На столе теперь длинной чередой выстроились старинные кубки с выгравированными на них фигурами – каждый снабжен был ложкой, и их мгновенно наполнили таким горячим грогом, что следовало опасаться за предметы, подвергавшиеся действию его паров. Но Элизабет-Джейн заметила, что, хотя все кубки наполнялись с превеликим усердием, никто не наполнил кубок мэра, который продолжал потягивать воду из стакана, загороженного хрустальными бокалами, предназначенными для вина и водки.

– Они не наливают вина мистеру Хенчарду, – осмелилась она сказать своему соседу, старику.

– Ну конечно! Разве вы не знаете, что он славится своей трезвостью и вполне заслуженно? Не притрагивается к самым соблазнительным напиткам… капли в рот не берет! О, сил у него на это хватает! Я слыхал, что он поклялся на евангелии и с той поры не отступал от своего обета. Вот никто к нему и не пристает, зная, что это не полагается… Обет, данный на евангелии, – дело серьезное.

Услыхав эти речи, другой пожилой человек вмешался в разговор и спросил:

– А долго ли ему еще мучиться, Соломон Лонгуэйс?

– Говорят, еще года два. Я не знаю, почему он назначил себе такой срок, он никогда никому не рассказывал. Но, говорят, остается ровнехонько два года по календарю. Могучая должна быть воля, чтоб выдержать так долго!

– Верно… Но надежда – великая сила. Когда знаешь, что через двадцать четыре месяца твой зарок кончится и можно будет вознаградить себя за все страдания и выпить сколько душе угодно… что и говорить, это поддерживает человека.

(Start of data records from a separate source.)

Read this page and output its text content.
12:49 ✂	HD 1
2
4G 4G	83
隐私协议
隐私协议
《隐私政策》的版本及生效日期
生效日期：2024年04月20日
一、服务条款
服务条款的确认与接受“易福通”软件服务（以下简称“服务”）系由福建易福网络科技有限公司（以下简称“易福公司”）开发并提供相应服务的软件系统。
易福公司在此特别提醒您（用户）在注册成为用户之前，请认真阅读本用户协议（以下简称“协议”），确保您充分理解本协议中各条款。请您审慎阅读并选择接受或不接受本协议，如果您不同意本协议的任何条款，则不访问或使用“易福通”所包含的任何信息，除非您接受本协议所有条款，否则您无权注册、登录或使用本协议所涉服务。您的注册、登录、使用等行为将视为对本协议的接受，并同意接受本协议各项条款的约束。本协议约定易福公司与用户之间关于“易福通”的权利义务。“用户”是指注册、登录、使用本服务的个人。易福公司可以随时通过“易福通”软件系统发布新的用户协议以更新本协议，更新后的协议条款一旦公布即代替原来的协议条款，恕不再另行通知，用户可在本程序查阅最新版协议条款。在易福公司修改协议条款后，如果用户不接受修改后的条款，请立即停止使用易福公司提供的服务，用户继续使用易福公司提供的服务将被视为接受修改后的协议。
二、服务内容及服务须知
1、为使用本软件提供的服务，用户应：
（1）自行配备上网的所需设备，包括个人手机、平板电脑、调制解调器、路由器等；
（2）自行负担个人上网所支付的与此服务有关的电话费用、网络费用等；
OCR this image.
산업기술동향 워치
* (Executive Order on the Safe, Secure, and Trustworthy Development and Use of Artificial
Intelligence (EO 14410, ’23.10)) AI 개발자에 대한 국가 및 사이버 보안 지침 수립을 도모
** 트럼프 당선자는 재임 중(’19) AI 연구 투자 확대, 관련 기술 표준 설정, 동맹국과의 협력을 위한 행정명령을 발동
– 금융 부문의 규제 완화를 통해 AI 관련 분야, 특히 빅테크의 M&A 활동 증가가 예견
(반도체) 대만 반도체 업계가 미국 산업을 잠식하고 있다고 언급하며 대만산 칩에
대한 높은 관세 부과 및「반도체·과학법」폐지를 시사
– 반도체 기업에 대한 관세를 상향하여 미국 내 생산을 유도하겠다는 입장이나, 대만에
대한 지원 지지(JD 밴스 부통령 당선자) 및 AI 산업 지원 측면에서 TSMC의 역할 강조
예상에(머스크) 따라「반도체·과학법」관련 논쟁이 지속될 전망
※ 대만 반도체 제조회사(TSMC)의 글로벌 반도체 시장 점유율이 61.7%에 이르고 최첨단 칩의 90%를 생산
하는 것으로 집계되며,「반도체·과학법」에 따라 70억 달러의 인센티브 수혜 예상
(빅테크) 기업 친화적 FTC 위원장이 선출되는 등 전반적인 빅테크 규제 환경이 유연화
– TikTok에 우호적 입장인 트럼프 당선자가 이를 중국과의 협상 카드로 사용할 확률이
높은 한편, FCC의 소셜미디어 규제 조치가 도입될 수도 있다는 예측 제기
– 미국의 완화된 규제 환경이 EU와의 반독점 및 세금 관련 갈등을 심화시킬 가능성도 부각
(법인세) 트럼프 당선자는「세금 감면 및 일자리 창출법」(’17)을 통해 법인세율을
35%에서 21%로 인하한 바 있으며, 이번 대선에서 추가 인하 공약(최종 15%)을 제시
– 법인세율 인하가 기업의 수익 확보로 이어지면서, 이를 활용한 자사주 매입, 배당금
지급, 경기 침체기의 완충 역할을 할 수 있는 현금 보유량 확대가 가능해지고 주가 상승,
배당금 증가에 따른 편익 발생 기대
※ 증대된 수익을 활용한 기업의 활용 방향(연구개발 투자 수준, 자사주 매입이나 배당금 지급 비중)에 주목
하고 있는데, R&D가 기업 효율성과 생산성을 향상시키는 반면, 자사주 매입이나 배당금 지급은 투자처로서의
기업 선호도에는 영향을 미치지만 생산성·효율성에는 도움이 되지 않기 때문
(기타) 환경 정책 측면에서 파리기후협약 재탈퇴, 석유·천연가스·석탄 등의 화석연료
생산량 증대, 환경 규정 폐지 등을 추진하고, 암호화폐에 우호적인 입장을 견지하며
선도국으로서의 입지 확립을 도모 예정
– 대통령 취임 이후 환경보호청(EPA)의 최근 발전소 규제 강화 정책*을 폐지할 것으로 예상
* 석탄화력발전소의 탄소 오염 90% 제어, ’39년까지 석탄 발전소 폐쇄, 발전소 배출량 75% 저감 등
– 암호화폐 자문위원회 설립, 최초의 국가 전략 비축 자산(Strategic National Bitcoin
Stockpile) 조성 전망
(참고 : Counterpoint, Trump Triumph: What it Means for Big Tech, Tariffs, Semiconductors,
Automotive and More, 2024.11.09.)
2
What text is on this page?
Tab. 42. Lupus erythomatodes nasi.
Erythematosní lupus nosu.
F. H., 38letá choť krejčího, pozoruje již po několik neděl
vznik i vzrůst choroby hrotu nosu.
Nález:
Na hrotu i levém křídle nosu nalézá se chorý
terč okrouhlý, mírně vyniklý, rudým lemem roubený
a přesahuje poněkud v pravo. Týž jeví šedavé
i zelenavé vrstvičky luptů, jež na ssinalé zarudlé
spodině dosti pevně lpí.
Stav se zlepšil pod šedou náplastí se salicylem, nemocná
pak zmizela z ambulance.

– Правильно, Кристофер Кони, правильно. А он и поневоле должен так думать, одинокий-то вдовец, – сказал Лонгуэйс.

– А когда у него умерла жена? – спросила Элизабет.

– Я ее не знал. Это было до того, как он явился в Кестербридж, – ответил Соломон Лонгуэйс тоном решительным и бесповоротным, как будто го, что он не знал миссис Хенчард, было достаточным основанием, чтобы лишить эту особу всякого интереса. – Но мне известно, что он член Общества трезвости и, если кто-нибудь из его людей хватит хоть чуточку через край, он напускается на провинившегося с таким же гневом, как господь бог на развеселившихся евреев.

– А у него, значит, много работников? – спросила Элизабет-Джейн.

– Много ли? Милая моя девушка, да ведь в городском совете он – самый главный и вдобавок первый человек в округе. Ни одной крупной сделки не заключалось еще на пшеницу, ячмень, овес, сено и прочее, чтобы Хенчард не приложил к ней руку. Вздумалось ему заниматься и другими делами, но вот тут-то он и сделал промашку. Был он из самых низов, когда пришел сюда, а теперь – столп города! Правда, в этом году он немножко споткнулся из-за этой дрянной пшеницы, которую поставляли по его контрактам. Вот уже шестьдесят девять лет смотрю я, как солнце всходит над Дарновер-Мур, и хотя мистер Хенчард никогда не ругал меня зря с тех пор, как я на него работаю, – он ведь видит, какой я маленький, ничтожный человечек, – а все-таки должен сказать, что никогда в жизни я еще не едал такого негодного хлеба, какой выпекают последнее время из пшеницы Хенчарда. Проросла она так, что это, пожалуй, уже и не пшеница, а чистый солод, ну и нижняя корка на хлебе– толщиной с подошву.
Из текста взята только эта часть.